A huge fall in direct tax collection — both personal income tax and corporation tax — in August has come as a surprise.
Within direct tax collections, corporation tax mop up declined to Rs 9,634 crore in August, down almost 40 per cent from Rs 16,046 crore in July, according to data issued by the Controller General of Accounts. Compared to August 2016, it was down 28 per cent, from Rs 13,403 crore.
Similarly, personal income tax more than halved to Rs 15,392 crore, from Rs 32,631 crore in July. Year-on-year, the decline was 17 per cent, from Rs 18,084 crore.
Direct tax collection falls in Aug
India Ratings’ Chief Economist Devendra Pant says the figures show industrial growth has not recovered. The Index of Industrial Production rose only 1.2 per cent in July, against a contraction in June.
Another reason for the low figures could be higher refunds, suggests Aditi Nayar, principal economist at ratings agency ICRA. On the brighter side, the cumulative collection in both personal income tax and corporation tax has remained robust, due to higher figures earlier in the current financial year. Corporation tax collection in April-August, first five months of this financial year, rose 15.5 per cent to Rs 92,939 crore over the same period last year. Similarly, personal income tax collection was up 13.3 per cent at Rs 1.24 lakh crore in the first five months.
Direct tax collection falls in Aug
In total, direct taxes grew 14.2 per cent to Rs 2.17 lakh crore in April-August, from 1.9 lakh crore a year before.

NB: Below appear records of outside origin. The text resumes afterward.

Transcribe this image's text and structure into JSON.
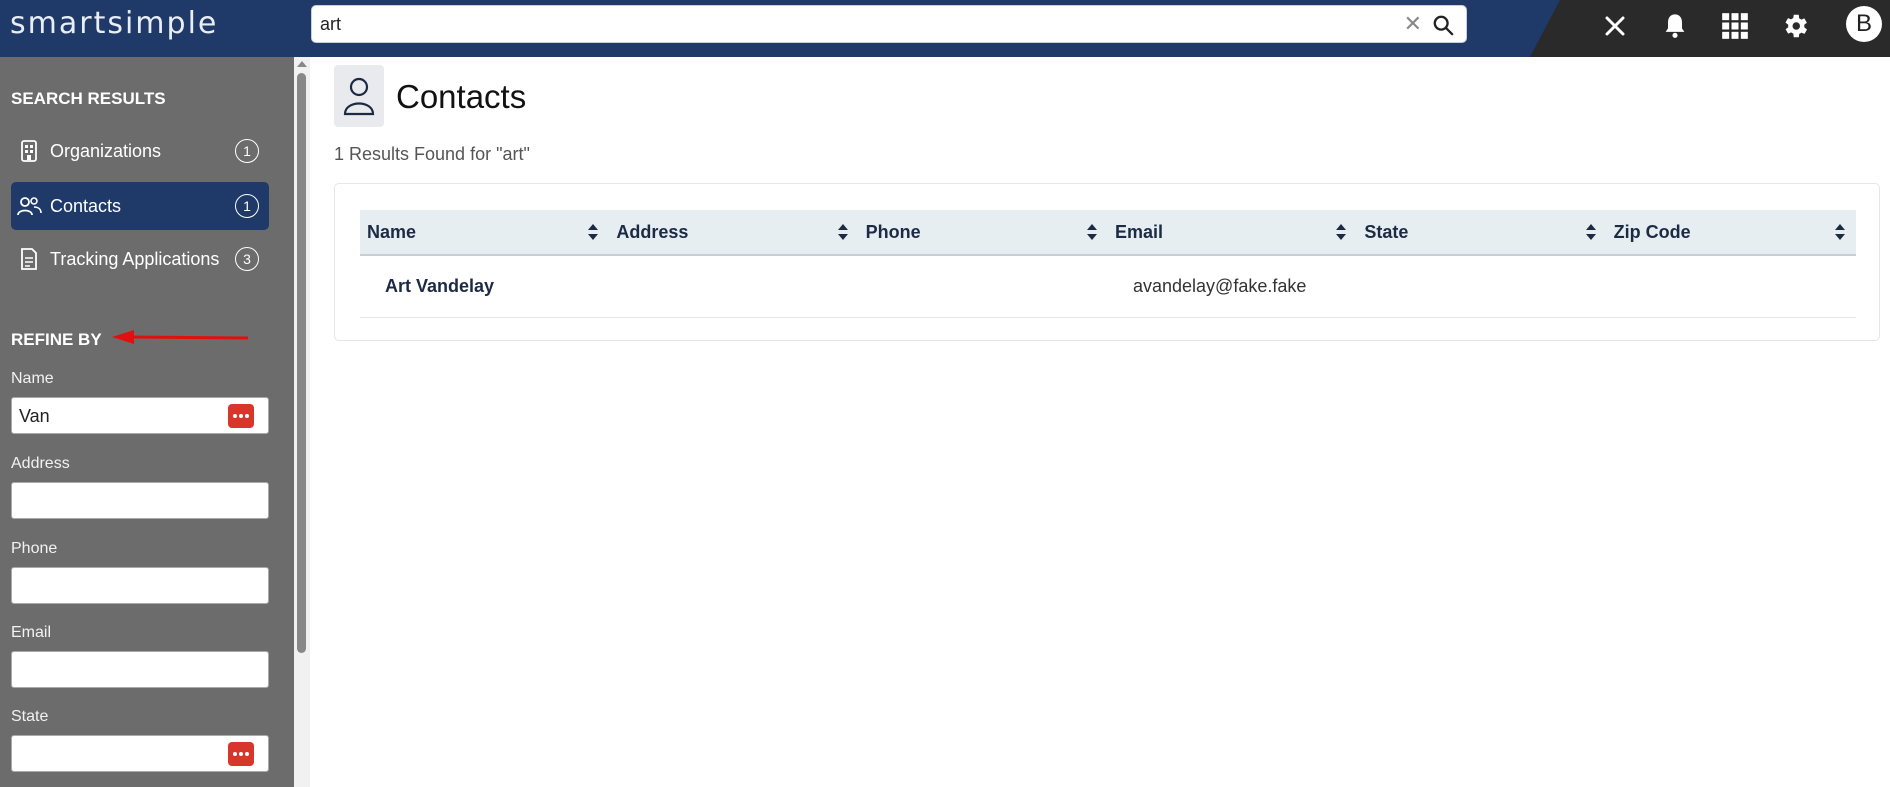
{
  "header": {
    "logo": "smartsimple",
    "search": {
      "value": "art",
      "clear_icon": "close-icon",
      "go_icon": "search-icon"
    },
    "icons": [
      "close-icon",
      "bell-icon",
      "apps-grid-icon",
      "gear-icon"
    ],
    "avatar_initial": "B"
  },
  "sidebar": {
    "search_results_heading": "SEARCH RESULTS",
    "items": [
      {
        "label": "Organizations",
        "count": "1",
        "icon": "organization-icon",
        "active": false
      },
      {
        "label": "Contacts",
        "count": "1",
        "icon": "contacts-icon",
        "active": true
      },
      {
        "label": "Tracking Applications",
        "count": "3",
        "icon": "document-icon",
        "active": false
      }
    ],
    "refine_heading": "REFINE BY",
    "fields": [
      {
        "label": "Name",
        "value": "Van",
        "has_lookup": true
      },
      {
        "label": "Address",
        "value": "",
        "has_lookup": false
      },
      {
        "label": "Phone",
        "value": "",
        "has_lookup": false
      },
      {
        "label": "Email",
        "value": "",
        "has_lookup": false
      },
      {
        "label": "State",
        "value": "",
        "has_lookup": true
      }
    ]
  },
  "main": {
    "title": "Contacts",
    "results_text": "1 Results Found for \"art\"",
    "table": {
      "columns": [
        "Name",
        "Address",
        "Phone",
        "Email",
        "State",
        "Zip Code"
      ],
      "rows": [
        {
          "name": "Art Vandelay",
          "address": "",
          "phone": "",
          "email": "avandelay@fake.fake",
          "state": "",
          "zip": ""
        }
      ]
    }
  },
  "colors": {
    "header_bg": "#1f3a68",
    "sidebar_bg": "#6c6c6c",
    "active_item": "#1f3a68",
    "lookup_button": "#d9362b",
    "annotation_arrow": "#e01010"
  }
}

Finance Minister Arun Jaitley recently said direct tax collection up to September 18 was Rs 3.7 lakh crore, about 15.7 per cent more over the same period last year. The Budget Estimate (BE) for this financial year also pegs direct tax collection growth at 15.7 per cent. This implies the August figures are exceptionally low.
Jaitley had also said the number of taxpayers increased from 40.7 million in 2012-13 to 60.3 mn in 2016-17.

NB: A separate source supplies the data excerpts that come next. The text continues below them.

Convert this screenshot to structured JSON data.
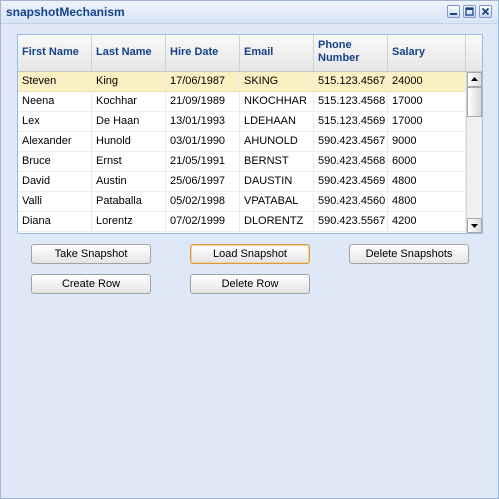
{
  "window": {
    "title": "snapshotMechanism"
  },
  "grid": {
    "columns": [
      "First Name",
      "Last Name",
      "Hire Date",
      "Email",
      "Phone\nNumber",
      "Salary"
    ],
    "selected_row": 0,
    "rows": [
      [
        "Steven",
        "King",
        "17/06/1987",
        "SKING",
        "515.123.4567",
        "24000"
      ],
      [
        "Neena",
        "Kochhar",
        "21/09/1989",
        "NKOCHHAR",
        "515.123.4568",
        "17000"
      ],
      [
        "Lex",
        "De Haan",
        "13/01/1993",
        "LDEHAAN",
        "515.123.4569",
        "17000"
      ],
      [
        "Alexander",
        "Hunold",
        "03/01/1990",
        "AHUNOLD",
        "590.423.4567",
        "9000"
      ],
      [
        "Bruce",
        "Ernst",
        "21/05/1991",
        "BERNST",
        "590.423.4568",
        "6000"
      ],
      [
        "David",
        "Austin",
        "25/06/1997",
        "DAUSTIN",
        "590.423.4569",
        "4800"
      ],
      [
        "Valli",
        "Pataballa",
        "05/02/1998",
        "VPATABAL",
        "590.423.4560",
        "4800"
      ],
      [
        "Diana",
        "Lorentz",
        "07/02/1999",
        "DLORENTZ",
        "590.423.5567",
        "4200"
      ]
    ]
  },
  "buttons": {
    "take_snapshot": "Take Snapshot",
    "load_snapshot": "Load Snapshot",
    "delete_snapshots": "Delete Snapshots",
    "create_row": "Create Row",
    "delete_row": "Delete Row"
  },
  "colors": {
    "window_bg": "#dfe8f6",
    "title_text": "#15428b",
    "selected_row": "#fbf0c3"
  }
}
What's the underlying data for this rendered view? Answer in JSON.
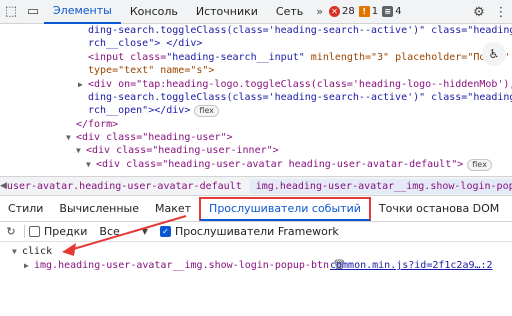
{
  "topbar": {
    "tabs": [
      "Элементы",
      "Консоль",
      "Источники",
      "Сеть"
    ],
    "active_tab": "Элементы",
    "errors": "28",
    "warnings": "1",
    "info": "4"
  },
  "code_lines": {
    "l1": "ding-search.toggleClass(class='heading-search--active')\" class=\"heading-searc",
    "l2": "rch__close\"> </div>",
    "l3_tag": "<input class=",
    "l3_cls": "\"heading-search__input\"",
    "l3_rest": " minlength=\"3\" placeholder=\"Поиск\"",
    "l4": "type=\"text\" name=\"s\">",
    "l5": "<div on=\"tap:heading-logo.toggleClass(class='heading-logo--hiddenMob'), hea",
    "l6": "ding-search.toggleClass(class='heading-search--active')\" class=\"heading-searc",
    "l7": "rch__open\"></div>",
    "l8": "</form>",
    "l9": "<div class=\"heading-user\">",
    "l10": "<div class=\"heading-user-inner\">",
    "l11": "<div class=\"heading-user-avatar heading-user-avatar-default\">",
    "flex_badge": "flex"
  },
  "breadcrumbs": {
    "item1": "user-avatar.heading-user-avatar-default",
    "item2": "img.heading-user-avatar__img.show-login-popup-btn"
  },
  "subtabs": {
    "t1": "Стили",
    "t2": "Вычисленные",
    "t3": "Макет",
    "t4": "Прослушиватели событий",
    "t5": "Точки останова DOM"
  },
  "toolbar": {
    "ancestors_label": "Предки",
    "filter_value": "Все",
    "framework_label": "Прослушиватели Framework"
  },
  "listeners": {
    "event": "click",
    "selector": "img.heading-user-avatar__img.show-login-popup-btn",
    "source": "common.min.js?id=2f1c2a9…:2"
  },
  "colors": {
    "accent": "#0b57d0",
    "annotation": "#e53935"
  }
}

Despite the dip in August, tax revenue at Rs 3.4 lakh crore constituted 27.8 per cent of the BE at Rs 12.3 lakh crore for all of 2017-18. Higher than 26.6 per cent at this point of time in 2016-17 and higher than the trend till July, by when 21 per cent of the BE was received from taxes, both in this financial year and the previous one. This meant indirect tax collection came to the rescue.
August was the first time that goods and services tax (GST) figures were fully taken into account. Central GST contributed Rs 15,263 crore in August. In the July figures, GST collections were taken into account but only Rs 10 crore in the case of CGST. Similarly, Integrated GST (IGST) yielded almost Rs 71,000 crore in August, against Rs 34 crore in July. However, IGST of Rs 21,000 was included in customs duty in the case of July. Compensation cess of Rs 7,749 crore was collected in August against nil in July. Some of this would be adjusted for input tax credit and the cess will go to loss incurring states.

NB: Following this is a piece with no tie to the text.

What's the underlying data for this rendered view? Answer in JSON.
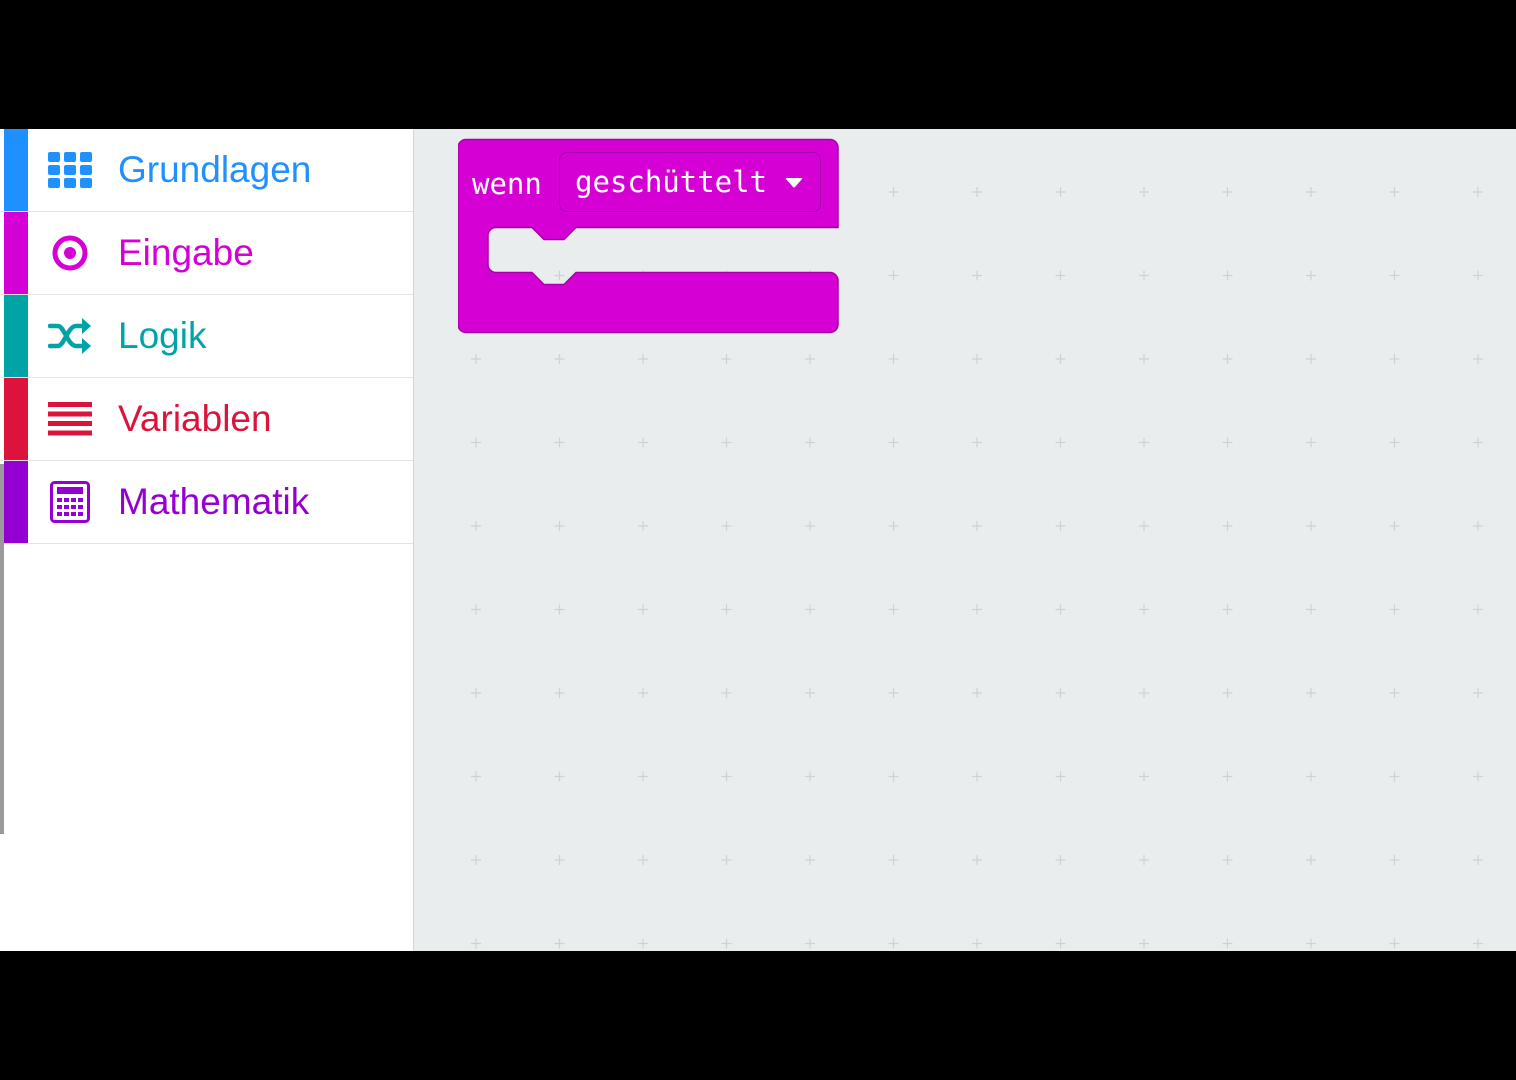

With non-tax revenue also falling compared to the BE and compared to the corresponding period a year before, the government put a brake on expenditure, with revenue spending rising only two per cent in August, year-on-year. Revenue expenditure for April-August was Rs 8.41 lakh crore, about 46 per cent of the full-year target, compared with 41 per cent for the first five months of 2016-17.
The biggest brunt of spending cut was borne by capital expenditure, down 26 per cent in August on a yearly basis. This resulted in capex of Rs 1.09 lakh crore or 35.5 per cent of the full-year estimate, down from 37 per cent for the same period last year. Till July, capex was higher this year compared to April-July of 2016-17.
Even then, the Centre's fiscal deficit touched 96 per cent of BE till August. For the rest of the year, then, the government will have to ensure its expenditure in excess of revenue is only four per cent. The Budget target was to keep the fiscal deficit no more than 3.2 per cent of the country’s gross domestic product (GDP). Already under stress, as nominal GDP growth in 2017-18 might not be 11.4 per cent as was assumed in the Budget. For the first quarter, GDP grew only 9.3 per cent.
Pant feels the fiscal deficit figures would breach the Budget target, to stand at 3.46 per cent of GDP for 2017-18, close to the 3.5 per cent in 2016-17. He pegged the gap to widen by Rs 40,000 crore over the Budget figure of Rs 5.46 lakh crore. If so,, it would be a challenging for the government to give a fiscal stimulus to boost the economy.
On Thursday, Subhash Garg, the economic affairs secretary, had said the Centre’s borrowing programme would be re-assessed in December. Any increase in this raises the possibility of higher-than-budgeted spending, and a fiscal expansion if the corresponding revenue isn’t realised.